When US Ambassador Robert Blake first arrived in Sri Lanka he was surprised to find that Sri Lanka produced just 20 per cent of its milk requirements while the balance was imported.

Speaking at a recent Cargills event where the company celebrated its ISO achievements, the US diplomat said Sri Lanka was a country with a large human resource base and lot of land, implying that dairy should be one of our biggest growth sectors.

For many years there has been discussion, debate and consensus on developing a proper dairy industry. However, Cargills CEO Ranjit Page admits, “We have been talking too much, including myself! Now it’s time for action.”

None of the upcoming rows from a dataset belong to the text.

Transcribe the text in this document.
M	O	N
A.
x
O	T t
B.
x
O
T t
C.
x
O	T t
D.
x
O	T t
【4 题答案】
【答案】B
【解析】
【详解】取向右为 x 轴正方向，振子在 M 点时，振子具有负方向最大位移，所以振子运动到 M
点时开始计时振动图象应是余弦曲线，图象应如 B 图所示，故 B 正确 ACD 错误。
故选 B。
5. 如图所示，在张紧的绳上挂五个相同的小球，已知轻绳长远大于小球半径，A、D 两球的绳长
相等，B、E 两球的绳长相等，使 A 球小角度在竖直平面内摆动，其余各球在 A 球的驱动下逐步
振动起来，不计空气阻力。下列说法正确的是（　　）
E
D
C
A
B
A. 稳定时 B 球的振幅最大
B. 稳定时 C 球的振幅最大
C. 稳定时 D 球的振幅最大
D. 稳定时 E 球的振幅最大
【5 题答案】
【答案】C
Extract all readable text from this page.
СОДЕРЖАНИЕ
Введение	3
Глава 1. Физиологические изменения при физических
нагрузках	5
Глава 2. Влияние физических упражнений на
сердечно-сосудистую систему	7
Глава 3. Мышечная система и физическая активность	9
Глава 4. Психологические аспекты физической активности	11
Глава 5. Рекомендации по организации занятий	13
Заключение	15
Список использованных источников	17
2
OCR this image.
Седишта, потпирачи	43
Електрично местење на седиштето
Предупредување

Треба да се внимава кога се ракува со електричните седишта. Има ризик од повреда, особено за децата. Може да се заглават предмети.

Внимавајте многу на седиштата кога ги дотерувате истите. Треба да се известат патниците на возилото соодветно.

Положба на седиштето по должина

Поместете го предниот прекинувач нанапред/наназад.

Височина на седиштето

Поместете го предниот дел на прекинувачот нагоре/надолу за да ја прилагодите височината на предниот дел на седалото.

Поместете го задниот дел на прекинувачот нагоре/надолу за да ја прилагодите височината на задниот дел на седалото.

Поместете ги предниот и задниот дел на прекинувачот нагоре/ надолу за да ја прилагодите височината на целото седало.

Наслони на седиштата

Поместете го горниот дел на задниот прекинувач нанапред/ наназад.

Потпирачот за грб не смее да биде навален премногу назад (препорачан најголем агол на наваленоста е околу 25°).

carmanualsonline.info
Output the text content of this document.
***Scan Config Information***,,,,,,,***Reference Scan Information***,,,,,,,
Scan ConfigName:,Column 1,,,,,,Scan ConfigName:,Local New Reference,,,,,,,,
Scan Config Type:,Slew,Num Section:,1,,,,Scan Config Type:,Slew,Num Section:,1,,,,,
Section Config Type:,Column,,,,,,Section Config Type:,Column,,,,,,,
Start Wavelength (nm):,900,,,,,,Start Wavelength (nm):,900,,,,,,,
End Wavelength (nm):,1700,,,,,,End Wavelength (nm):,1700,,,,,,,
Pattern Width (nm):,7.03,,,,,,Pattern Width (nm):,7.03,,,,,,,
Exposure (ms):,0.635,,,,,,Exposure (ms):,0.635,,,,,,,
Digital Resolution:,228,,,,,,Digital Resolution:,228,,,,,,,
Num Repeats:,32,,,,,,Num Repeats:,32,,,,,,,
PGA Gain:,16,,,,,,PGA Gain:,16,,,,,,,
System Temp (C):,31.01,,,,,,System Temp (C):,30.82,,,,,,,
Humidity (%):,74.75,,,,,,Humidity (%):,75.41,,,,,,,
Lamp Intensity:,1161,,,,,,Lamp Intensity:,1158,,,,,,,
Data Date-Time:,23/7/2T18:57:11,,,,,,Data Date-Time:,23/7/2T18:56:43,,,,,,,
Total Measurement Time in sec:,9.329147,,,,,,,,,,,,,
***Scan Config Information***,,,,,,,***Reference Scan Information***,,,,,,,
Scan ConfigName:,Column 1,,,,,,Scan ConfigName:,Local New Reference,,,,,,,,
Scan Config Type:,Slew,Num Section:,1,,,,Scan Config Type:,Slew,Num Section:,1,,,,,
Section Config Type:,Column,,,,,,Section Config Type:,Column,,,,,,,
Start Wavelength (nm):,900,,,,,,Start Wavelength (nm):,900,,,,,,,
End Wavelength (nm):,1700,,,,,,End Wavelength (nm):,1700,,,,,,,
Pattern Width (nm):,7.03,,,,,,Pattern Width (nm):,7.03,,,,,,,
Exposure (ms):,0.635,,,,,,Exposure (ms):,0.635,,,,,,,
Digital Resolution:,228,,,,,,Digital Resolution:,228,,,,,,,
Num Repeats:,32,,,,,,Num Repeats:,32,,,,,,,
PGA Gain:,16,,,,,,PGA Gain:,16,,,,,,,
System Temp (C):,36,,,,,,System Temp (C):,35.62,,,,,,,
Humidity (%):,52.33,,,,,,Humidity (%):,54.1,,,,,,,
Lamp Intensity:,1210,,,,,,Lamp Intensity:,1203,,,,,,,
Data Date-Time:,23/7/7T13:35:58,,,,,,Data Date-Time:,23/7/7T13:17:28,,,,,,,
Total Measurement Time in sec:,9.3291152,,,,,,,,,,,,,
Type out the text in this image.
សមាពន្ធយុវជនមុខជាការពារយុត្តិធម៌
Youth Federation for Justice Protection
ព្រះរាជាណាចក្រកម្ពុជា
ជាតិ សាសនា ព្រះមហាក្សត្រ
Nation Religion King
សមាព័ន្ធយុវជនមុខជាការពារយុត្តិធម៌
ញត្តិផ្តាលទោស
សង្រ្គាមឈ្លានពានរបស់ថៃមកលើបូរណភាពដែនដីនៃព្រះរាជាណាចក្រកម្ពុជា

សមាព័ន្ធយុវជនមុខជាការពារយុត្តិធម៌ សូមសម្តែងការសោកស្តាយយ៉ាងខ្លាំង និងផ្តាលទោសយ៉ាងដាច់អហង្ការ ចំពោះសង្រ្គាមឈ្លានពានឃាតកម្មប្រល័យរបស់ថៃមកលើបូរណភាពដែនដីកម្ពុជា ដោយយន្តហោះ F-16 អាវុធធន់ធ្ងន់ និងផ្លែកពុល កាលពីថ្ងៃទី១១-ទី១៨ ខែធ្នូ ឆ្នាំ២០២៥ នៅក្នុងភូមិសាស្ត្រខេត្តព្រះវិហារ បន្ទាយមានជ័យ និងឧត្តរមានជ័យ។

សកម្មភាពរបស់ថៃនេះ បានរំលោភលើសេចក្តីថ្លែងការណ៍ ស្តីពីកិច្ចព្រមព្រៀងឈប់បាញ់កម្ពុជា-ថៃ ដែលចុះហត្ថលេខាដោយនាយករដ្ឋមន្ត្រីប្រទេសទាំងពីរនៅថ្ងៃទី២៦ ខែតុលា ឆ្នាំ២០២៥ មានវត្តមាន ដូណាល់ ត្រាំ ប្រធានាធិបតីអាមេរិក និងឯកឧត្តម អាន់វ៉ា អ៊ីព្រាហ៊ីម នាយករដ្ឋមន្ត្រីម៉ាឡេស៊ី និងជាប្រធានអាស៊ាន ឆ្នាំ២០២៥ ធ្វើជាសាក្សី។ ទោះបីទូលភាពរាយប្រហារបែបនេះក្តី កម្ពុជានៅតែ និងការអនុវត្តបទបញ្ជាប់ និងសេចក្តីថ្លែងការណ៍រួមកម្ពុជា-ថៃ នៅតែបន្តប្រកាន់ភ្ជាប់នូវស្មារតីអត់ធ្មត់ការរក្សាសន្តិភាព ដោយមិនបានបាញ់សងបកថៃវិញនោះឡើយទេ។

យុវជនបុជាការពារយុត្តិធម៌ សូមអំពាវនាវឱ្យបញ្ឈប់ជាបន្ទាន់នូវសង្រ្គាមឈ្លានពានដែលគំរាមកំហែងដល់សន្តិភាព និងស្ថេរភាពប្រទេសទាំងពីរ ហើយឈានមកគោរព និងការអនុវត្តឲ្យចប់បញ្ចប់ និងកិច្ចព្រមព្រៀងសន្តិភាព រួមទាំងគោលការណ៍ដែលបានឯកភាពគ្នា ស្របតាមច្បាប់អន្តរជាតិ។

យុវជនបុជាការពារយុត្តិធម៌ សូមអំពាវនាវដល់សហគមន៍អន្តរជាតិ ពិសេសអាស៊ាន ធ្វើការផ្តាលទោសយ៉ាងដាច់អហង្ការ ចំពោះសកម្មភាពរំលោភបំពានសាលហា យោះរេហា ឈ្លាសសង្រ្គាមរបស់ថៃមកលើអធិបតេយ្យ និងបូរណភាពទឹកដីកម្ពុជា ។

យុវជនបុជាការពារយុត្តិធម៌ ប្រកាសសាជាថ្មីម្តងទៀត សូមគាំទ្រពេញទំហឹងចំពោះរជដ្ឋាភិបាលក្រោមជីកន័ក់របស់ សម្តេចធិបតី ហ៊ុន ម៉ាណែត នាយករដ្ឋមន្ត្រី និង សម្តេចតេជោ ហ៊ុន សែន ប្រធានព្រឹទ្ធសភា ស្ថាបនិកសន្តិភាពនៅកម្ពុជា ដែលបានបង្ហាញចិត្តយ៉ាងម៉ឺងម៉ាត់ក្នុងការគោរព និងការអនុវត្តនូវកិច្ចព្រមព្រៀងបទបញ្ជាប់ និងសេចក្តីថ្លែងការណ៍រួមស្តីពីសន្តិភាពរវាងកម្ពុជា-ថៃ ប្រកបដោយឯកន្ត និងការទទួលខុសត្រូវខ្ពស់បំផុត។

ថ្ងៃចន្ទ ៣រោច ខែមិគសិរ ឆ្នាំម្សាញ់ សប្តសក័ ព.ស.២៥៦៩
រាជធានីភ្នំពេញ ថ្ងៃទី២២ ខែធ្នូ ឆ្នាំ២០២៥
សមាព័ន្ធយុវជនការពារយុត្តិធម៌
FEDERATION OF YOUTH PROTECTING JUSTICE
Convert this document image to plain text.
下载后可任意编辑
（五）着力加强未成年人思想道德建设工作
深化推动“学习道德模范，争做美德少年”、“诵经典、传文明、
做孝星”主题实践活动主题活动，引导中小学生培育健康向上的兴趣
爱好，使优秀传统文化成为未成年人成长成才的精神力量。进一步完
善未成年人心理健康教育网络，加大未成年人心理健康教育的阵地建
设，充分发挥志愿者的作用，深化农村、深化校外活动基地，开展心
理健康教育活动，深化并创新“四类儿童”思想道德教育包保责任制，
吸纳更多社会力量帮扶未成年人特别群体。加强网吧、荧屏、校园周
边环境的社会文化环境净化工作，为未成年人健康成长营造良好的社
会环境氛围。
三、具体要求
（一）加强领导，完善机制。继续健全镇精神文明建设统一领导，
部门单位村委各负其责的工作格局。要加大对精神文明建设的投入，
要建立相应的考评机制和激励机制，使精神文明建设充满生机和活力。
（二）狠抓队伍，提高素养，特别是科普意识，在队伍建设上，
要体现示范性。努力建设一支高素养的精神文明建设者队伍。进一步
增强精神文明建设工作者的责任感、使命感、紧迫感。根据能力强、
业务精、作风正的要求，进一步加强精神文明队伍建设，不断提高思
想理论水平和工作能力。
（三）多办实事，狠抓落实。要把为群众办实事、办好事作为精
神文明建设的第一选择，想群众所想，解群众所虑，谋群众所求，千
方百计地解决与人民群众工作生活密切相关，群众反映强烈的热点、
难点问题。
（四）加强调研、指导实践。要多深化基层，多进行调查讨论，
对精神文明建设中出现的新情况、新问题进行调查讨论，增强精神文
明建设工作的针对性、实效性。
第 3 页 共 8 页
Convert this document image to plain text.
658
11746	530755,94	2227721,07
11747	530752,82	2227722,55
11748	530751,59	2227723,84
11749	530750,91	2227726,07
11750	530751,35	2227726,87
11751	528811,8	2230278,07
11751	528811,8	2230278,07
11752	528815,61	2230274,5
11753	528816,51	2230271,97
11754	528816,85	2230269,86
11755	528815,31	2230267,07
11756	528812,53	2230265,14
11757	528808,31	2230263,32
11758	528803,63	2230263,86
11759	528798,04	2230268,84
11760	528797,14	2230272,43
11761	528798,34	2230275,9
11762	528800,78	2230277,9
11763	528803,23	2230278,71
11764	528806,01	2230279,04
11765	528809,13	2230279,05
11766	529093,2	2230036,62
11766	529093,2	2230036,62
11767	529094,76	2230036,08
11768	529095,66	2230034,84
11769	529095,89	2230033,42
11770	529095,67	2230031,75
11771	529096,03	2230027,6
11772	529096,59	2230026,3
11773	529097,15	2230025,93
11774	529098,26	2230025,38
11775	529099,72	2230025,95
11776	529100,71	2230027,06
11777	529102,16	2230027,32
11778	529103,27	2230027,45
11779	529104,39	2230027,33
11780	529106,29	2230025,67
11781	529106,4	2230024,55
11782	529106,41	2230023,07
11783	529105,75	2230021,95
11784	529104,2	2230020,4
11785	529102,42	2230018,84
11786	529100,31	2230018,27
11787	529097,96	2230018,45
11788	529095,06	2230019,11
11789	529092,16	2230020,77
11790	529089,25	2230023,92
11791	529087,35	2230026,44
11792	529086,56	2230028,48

Cargills has been looking at the Amul Dairy model in India which Blake spoke of when he said India from being an importer of milk products has become – through the Amul Dairy initiative – one of the world’s biggest producers of milk products. But Cargills’ efforts have been probably stalled by stops and starts as far as government policy is concerned.

Last year an Indian entrepreneur, in Colombo to launch a housing project at Kollupitiya, also spoke of starting a dairy project in the north central region. There has been no word since then on this project.

Cargills is determined this time to go ahead with a mega dairy project to support its current efforts where all milk requirements for its ice cream plant comes from pure cow’s milk through a farmer chain it has set up.

Many decades ago during the growing-up years of the 1950s-1960s generation, fresh liquid milk was freely available from the state-run Milk Board. There was a string of small tin-sheds across the countryside that sold fresh milk in bottles – vanilla and chocolate – and that was a favourite amongst school children. However for various reasons, this steady flow of fresh milk suddenly dried up in the 1970s and early 1980s and it came the multinationals with their powdered milk turning Sri Lanka into an import-dependent country in terms of milk. Local fresh milk farmers were unable to compete with the might of the milk powder barons from New Zealand and Australia and as a result milk powder became a necessary evil. The Milk Board – as it was popularly called – died a natural death until it was quietly revived through an Indian company.

Milk powder prices have soared through the roof and currently international prices are rising in New Zealand and Australia due to growing demand in China and India (which is also importing due to rising local consumption). This is expected to further push up prices in Colombo where milk powder importers have been having running battles with the Consumer Affairs Authority over pricing issues. Current prices of imported milk powder – which is also used in ice cream production by companies other than Cargills – has reached panic button stage and resulted in a fall in consumption patterns due to high cost.

Last month USAID hosted a conference in Colombo to discuss strategies to improve the dairy industry and reduce dependence on imported milk powder while encouraging economic development in the war-torn east, much of which has been cleared by the military.

It is reported that Sri Lanka imported 70,000 metric tons of milk powder at a cost of Rs 17 billion last year, a figure expected to double in 2007. Participants at the discussion were optimistic that improving domestic production of fresh milk could reduce the country’s dependence on imported powder, boost the economy, and improve children’s health.

Private sector perspectives were provided by Cargills’ Page and Lindsay Saunders, a New Zealand-based livestock consultant affiliated to Fonterra. The latter said, under various initiatives, production could be increased to 30-40 percent by 2020 which was countered by some others who said if milk importers had allowed the local industry to flourish, the country would have been self sufficient by now!

Well known entrepreneur Ariyaseela Wickramanayake of Pelawatte Dairies says there is potential to improve production by up to 300 percent, and with the confidence by Cargills in reactivating the dairy industry, this figure is most likely achievable. Cargills and others keen to develop the dairy industry should be given the fullest state backing in creating a roadmap without any blocks. Milk is vital for the nation and its sustenance and if the private sector is willing to provide fresh milk to the entire nation at an affordable price, then its efforts should not only be applauded but encouraged by everyone without any bias.

However a word of caution: Don’t entirely stop or discourage imports (raising taxes or through other means) -- in the name of boosting local production -- as 80 percent of the population is still dependant on milk powder. The process of reducing imports must be gradual and until Sri Lanka is self- sufficient.